An Active Machine Hearing System for Auditory Stream Segregation
This work addresses auditory stream segregation for machine hearing systems, but it is incremental as it builds on existing probabilistic methods with added head movements.
The study tackled the problem of auditory stream segregation in multi-source environments by developing a binaural machine hearing system that mimics human ability through probabilistic clustering and rotational head movements, achieving improved localization and segregation performance in scenarios with multiple speech and non-speech sounds.

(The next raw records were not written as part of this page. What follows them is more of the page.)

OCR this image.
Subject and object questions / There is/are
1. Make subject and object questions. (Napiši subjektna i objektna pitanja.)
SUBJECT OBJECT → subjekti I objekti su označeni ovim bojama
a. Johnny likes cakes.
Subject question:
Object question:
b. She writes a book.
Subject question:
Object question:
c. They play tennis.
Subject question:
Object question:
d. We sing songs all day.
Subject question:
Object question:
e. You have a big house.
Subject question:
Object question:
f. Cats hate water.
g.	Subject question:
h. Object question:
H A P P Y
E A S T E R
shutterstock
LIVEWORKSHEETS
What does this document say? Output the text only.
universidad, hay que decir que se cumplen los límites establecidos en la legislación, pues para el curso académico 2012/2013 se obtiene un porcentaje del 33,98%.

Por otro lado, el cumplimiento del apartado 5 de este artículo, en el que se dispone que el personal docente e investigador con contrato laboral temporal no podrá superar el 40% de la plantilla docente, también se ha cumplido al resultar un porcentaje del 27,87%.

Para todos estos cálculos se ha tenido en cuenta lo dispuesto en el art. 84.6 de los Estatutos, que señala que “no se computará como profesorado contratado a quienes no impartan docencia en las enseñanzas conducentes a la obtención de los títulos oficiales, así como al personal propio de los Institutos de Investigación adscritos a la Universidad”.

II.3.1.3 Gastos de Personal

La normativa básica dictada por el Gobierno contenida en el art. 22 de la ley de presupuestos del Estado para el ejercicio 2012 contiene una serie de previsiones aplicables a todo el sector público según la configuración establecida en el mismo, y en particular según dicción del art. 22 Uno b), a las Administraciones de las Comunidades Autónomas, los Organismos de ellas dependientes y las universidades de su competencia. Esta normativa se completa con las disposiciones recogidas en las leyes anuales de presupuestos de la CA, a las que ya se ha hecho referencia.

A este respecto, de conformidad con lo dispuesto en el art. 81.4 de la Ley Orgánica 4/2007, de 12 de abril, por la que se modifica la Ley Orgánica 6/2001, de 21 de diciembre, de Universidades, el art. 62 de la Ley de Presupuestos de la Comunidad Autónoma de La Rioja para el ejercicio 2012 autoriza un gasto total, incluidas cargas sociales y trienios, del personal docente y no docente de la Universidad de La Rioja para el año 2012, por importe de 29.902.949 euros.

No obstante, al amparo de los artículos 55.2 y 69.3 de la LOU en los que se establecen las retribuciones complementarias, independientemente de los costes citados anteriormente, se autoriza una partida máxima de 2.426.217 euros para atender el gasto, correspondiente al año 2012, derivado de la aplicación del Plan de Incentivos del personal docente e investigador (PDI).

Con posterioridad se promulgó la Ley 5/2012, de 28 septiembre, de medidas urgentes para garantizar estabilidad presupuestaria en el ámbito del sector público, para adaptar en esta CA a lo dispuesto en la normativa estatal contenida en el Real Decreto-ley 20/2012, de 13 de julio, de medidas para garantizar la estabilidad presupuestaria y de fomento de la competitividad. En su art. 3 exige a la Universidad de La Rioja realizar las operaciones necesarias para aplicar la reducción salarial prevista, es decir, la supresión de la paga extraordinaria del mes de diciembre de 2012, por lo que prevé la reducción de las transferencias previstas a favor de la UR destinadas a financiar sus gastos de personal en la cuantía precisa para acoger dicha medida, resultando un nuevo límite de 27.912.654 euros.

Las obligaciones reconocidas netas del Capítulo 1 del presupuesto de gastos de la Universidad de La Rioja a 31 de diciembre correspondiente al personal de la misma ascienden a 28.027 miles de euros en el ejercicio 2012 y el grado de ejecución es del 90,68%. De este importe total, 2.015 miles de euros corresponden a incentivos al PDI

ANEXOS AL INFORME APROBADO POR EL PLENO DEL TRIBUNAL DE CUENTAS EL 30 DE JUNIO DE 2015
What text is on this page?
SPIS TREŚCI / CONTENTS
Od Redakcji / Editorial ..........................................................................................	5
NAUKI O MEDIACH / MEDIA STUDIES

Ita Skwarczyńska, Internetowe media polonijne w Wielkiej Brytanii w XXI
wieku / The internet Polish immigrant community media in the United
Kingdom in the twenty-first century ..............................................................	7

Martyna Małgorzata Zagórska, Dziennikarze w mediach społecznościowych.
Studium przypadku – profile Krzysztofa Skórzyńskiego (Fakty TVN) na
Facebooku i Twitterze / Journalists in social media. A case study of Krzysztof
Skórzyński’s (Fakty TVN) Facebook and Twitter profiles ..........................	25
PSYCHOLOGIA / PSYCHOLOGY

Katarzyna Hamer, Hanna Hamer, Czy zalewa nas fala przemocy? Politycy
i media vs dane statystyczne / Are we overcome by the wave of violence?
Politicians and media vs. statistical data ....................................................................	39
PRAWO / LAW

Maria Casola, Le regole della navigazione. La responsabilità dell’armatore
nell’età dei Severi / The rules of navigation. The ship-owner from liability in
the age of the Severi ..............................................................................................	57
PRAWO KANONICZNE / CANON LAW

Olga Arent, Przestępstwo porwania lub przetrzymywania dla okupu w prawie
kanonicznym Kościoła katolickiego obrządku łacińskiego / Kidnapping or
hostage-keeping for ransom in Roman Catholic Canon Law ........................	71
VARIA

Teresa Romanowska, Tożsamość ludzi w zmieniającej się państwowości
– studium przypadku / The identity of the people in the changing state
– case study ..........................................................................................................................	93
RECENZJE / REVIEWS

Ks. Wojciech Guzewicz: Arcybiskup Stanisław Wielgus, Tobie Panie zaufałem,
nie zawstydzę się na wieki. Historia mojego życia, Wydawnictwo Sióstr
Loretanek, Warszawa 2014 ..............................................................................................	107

This study describes a binaural machine hearing system that is capable of performing auditory stream segregation in scenarios where multiple sound sources are present. The process of stream segregation refers to the capability of human listeners to group acoustic signals into sets of distinct auditory streams, corresponding to individual sound sources. The proposed computational framework mimics this ability via a probabilistic clustering scheme for joint localization and segregation. This scheme is based on mixtures of von Mises distributions to model the angular positions of the sound sources surrounding the listener. The distribution parameters are estimated using block-wise processing of auditory cues extracted from binaural signals. Additionally, the proposed system can conduct rotational head movements to improve localization and stream segregation performance. Evaluation of the system is conducted in scenarios containing multiple simultaneously active speech and non-speech sounds placed at different positions relative to the listener.